Broadwell, Paula with Vernon Loeb. All In: The Education of General David Petraeus. Penguin Pr: Penguin Group (USA). Jan. 2012. 352p. ISBN 9781594203183. $29.95. CD: Penguin Audio. BIOGRAPHY/MILITARY AFFAIRS
Relying on hundreds of hours of exclusive interviews with Petraeus and his top officers and soldiers, Broadwell tells the story of one of the top military leaders of our time. She’s got the background, having graduated with honors from the United States Military Academy; coauthor Loeb, the Washington Post‘s Metro editor, was embedded with the 101st Airborne Division under Petraeus’s command in 2003. Given how Petraeus has served this country (in El Salvador and Iraq before Afghanistan, and now as head of the CIA), this book should be of interest to all readers following current events.
Gibson, William. Distrust That Particular Flavor. Putnam. Jan. 2012. 240p. ISBN 9780399158438. $26.95. ESSAYS
From Neuromancer, his edgy opener over 25 years ago, to last year’s techno-insightful Zero History, Gibson has written arresting fiction. Perhaps less well known but just as arresting is his nonfiction.

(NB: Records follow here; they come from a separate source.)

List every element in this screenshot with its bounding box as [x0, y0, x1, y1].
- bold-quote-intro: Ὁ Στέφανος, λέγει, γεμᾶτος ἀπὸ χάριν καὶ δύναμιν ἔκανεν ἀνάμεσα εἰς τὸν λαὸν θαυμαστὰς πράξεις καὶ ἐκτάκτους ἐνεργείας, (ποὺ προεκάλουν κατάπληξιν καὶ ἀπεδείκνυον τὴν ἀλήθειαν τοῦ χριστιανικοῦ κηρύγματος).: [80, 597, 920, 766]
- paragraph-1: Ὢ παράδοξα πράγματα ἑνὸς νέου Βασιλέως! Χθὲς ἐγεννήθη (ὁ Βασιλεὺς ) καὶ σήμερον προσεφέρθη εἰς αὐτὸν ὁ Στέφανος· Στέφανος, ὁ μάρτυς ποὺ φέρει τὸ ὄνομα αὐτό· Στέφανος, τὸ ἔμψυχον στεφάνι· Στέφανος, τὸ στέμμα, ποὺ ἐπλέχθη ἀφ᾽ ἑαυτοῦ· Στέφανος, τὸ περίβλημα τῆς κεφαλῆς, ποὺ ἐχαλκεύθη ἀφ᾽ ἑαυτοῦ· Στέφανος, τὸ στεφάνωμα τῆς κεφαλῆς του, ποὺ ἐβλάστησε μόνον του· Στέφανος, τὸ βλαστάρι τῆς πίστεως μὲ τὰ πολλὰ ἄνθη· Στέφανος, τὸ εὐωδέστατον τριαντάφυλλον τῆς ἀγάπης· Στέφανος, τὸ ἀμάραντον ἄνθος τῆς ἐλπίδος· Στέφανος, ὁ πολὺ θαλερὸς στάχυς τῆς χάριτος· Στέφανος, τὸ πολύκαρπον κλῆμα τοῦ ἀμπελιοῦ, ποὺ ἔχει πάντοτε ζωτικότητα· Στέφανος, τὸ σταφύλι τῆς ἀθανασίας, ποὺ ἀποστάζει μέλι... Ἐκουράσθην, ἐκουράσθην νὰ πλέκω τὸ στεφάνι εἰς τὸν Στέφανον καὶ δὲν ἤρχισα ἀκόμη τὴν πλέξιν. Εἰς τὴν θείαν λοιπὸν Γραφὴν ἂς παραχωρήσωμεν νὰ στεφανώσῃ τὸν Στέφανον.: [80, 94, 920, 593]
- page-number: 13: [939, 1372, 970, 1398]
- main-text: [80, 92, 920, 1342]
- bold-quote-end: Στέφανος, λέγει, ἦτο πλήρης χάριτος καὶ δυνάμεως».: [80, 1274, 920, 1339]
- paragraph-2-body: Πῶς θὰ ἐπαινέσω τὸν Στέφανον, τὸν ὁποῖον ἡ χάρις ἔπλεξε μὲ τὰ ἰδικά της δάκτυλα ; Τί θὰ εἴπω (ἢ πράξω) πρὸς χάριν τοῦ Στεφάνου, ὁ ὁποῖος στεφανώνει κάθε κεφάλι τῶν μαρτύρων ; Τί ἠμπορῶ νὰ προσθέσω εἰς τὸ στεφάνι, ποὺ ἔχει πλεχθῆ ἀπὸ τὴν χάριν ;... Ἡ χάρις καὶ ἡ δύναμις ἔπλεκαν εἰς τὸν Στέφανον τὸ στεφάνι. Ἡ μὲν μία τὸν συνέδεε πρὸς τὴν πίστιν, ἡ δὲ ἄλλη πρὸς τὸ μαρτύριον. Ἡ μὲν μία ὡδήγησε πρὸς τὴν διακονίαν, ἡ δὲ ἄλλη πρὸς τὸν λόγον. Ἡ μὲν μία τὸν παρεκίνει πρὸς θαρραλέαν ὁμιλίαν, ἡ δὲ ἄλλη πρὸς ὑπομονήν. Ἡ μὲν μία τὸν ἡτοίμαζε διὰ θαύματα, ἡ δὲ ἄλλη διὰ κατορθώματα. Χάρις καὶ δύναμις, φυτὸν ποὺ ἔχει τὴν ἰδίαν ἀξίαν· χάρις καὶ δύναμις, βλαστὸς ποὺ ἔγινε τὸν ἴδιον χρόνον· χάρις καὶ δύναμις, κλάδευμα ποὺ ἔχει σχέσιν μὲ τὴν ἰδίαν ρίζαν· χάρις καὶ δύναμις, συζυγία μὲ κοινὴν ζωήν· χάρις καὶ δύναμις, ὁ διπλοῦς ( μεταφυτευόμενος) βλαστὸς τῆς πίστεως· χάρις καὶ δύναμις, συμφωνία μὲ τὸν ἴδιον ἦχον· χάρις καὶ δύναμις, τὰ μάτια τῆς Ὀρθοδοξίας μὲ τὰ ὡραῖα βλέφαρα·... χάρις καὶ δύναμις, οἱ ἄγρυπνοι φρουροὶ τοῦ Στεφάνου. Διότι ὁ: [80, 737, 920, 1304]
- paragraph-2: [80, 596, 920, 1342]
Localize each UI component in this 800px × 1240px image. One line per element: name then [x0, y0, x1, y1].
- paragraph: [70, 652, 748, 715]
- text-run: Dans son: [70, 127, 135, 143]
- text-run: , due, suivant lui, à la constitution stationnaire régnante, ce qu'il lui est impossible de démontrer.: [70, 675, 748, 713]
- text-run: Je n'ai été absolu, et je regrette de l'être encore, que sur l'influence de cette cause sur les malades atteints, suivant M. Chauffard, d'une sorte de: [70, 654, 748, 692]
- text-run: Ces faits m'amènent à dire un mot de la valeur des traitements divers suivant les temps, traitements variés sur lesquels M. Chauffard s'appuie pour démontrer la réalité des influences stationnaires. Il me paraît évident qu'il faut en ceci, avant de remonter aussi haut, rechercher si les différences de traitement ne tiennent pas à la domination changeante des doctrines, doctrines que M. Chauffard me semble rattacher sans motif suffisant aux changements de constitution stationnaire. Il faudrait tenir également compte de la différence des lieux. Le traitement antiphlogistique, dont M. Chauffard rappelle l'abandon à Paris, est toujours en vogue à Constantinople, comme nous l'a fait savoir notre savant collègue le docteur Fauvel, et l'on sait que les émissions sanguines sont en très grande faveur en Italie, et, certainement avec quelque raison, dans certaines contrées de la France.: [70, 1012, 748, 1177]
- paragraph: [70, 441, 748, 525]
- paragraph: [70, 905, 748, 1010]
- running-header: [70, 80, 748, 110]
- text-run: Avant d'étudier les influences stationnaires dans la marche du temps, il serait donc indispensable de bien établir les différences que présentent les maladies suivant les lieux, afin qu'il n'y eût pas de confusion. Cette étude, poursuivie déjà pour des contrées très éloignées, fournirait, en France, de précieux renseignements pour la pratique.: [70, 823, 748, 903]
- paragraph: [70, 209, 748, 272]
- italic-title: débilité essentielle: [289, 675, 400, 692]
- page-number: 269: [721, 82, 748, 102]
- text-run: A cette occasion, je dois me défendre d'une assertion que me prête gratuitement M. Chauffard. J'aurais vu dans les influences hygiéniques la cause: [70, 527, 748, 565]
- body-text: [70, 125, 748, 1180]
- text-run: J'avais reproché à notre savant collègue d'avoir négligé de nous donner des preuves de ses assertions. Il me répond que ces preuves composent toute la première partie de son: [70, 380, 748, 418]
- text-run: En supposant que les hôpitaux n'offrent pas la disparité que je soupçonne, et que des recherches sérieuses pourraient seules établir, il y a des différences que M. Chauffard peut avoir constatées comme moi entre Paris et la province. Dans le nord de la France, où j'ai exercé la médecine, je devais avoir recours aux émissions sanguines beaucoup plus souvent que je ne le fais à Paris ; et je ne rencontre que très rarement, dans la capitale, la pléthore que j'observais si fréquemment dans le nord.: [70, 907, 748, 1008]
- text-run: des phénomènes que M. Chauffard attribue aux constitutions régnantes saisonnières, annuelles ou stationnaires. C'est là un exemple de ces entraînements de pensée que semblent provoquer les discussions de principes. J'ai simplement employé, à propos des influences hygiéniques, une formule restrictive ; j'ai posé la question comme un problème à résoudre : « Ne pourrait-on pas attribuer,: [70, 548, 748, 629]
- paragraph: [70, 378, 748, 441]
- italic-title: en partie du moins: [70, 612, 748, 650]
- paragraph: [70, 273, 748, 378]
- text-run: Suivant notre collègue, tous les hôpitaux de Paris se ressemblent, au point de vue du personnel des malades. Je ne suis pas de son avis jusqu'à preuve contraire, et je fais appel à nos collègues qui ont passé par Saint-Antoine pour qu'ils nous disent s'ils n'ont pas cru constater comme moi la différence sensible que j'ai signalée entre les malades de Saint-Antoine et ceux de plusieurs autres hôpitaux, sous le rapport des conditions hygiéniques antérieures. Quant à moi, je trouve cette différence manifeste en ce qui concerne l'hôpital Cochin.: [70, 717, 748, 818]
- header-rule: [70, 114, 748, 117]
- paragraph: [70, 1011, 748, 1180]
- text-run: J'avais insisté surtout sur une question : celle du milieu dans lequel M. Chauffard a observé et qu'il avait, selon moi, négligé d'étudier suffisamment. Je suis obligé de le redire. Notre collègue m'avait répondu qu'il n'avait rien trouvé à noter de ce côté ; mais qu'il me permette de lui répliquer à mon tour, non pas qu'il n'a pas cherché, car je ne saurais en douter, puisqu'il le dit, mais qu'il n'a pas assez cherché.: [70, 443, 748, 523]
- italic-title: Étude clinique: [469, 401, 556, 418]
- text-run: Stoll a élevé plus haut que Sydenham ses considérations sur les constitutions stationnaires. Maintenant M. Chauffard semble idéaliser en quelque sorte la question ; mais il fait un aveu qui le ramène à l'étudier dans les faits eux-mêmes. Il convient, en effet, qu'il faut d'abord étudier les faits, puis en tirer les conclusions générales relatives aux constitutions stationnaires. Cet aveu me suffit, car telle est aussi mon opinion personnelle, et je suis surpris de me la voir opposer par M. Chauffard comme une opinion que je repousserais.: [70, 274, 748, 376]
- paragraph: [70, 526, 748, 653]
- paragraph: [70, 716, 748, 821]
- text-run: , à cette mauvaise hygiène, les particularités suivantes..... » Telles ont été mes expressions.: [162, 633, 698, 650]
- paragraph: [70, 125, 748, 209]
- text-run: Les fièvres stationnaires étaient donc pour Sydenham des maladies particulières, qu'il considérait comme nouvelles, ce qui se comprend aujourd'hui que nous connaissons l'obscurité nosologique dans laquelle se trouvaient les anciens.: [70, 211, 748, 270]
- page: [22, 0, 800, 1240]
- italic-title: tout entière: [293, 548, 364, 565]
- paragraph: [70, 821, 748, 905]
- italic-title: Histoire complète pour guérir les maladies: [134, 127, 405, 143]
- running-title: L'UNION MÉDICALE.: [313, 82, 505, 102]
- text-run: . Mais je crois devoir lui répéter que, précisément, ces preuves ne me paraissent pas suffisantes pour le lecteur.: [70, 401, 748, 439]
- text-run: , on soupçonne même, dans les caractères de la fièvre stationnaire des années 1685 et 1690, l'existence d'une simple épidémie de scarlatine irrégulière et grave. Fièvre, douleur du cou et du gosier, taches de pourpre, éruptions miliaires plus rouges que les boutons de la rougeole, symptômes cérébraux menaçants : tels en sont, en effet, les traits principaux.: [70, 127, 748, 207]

Gibson’s pieces have appeared in multitudinous venues, from Wired (drug trafficking in Singapore) to the New York Times Magazine (what’s wrong with the Internet); he turned heads with his speech on the writer-reader relationship at BookExpo America in 2010. This volume collects 30 years’ worth of journalism, including pieces that were never published, appeared only online, or graced magazines that no longer exist. A kaleidoscope likely to interest anyone interested in current culture.